Analizowane czynności operatora pocztowego uniemożliwiły też przyjęcie fikcji doręczenia omawianej przesyłki na zasadzie art. 150 § 2 O.p. Z przepisu tego wynika, że zawiadomienie o pozostawaniu pisma w placówce pocztowej umieszcza się w oddawczej skrzynce pocztowej lub, gdy nie jest to możliwe, na drzwiach mieszkania adresata, jego biura lub innego pomieszczenia, w którym adresat wykonuje swoje czynności zawodowe, bądź w widocznym miejscu przy wejściu na posesję adresata. W tym przypadku doręczenie uważa się za dokonane z upływem ostatniego dnia czternastodniowego okresu przechowywania przesyłki w placówce pocztowej, a pismo pozostawia się w aktach sprawy. Z przepisu tego wynika co prawda, że sam fakt przechowywania pisma w placówce pocztowej przez okres 14 dni, o którym mowa w art. 150 § 1 O.p., nie jest wystarczającą przesłanką do uznania, że doszło do skutecznego doręczenia pisma w drodze doręczenia zastępczego, to jednak bez prawidłowego zrealizowania tego warunku, skutek, o którym mowa w art. 150 § 2 O.p. nigdy nie nastąpi. Aby tak się stało pismo musi znajdować się w placówce operatora publicznego w ostatnim dniu terminu doręczenia.
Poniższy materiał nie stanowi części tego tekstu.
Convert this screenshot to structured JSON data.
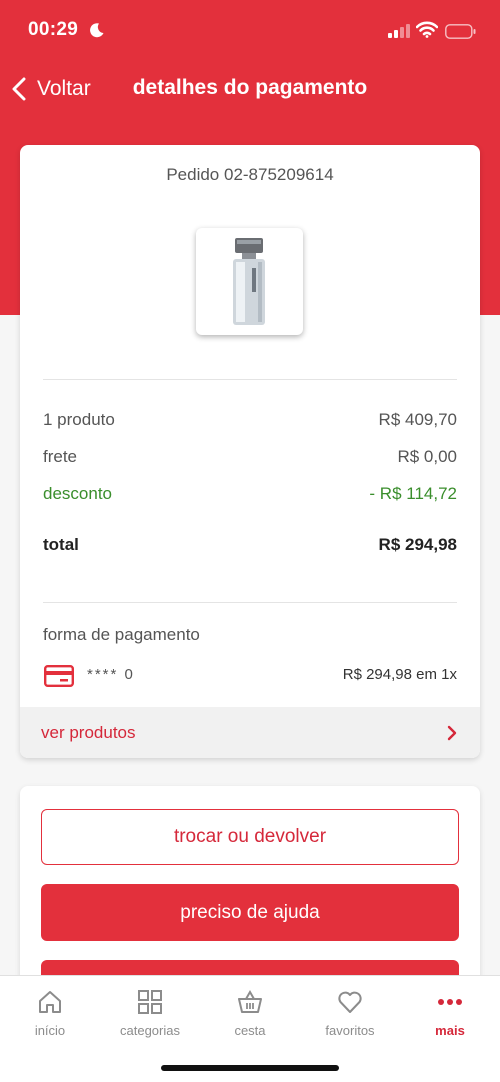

W niniejszej sprawie pisma takiego w tym dniu w placówce pocztowej nie było.

Bez względu zatem, czy osoba odbierająca pismo dla K.K. w dniu 27 grudnia 2012 r. była, czy też nie była upoważniona do odbioru tego pisma, doręczenie takie, jako nieznane Ordynacji podatkowej, nie mogło zostać uznane za skutecznie doręczone.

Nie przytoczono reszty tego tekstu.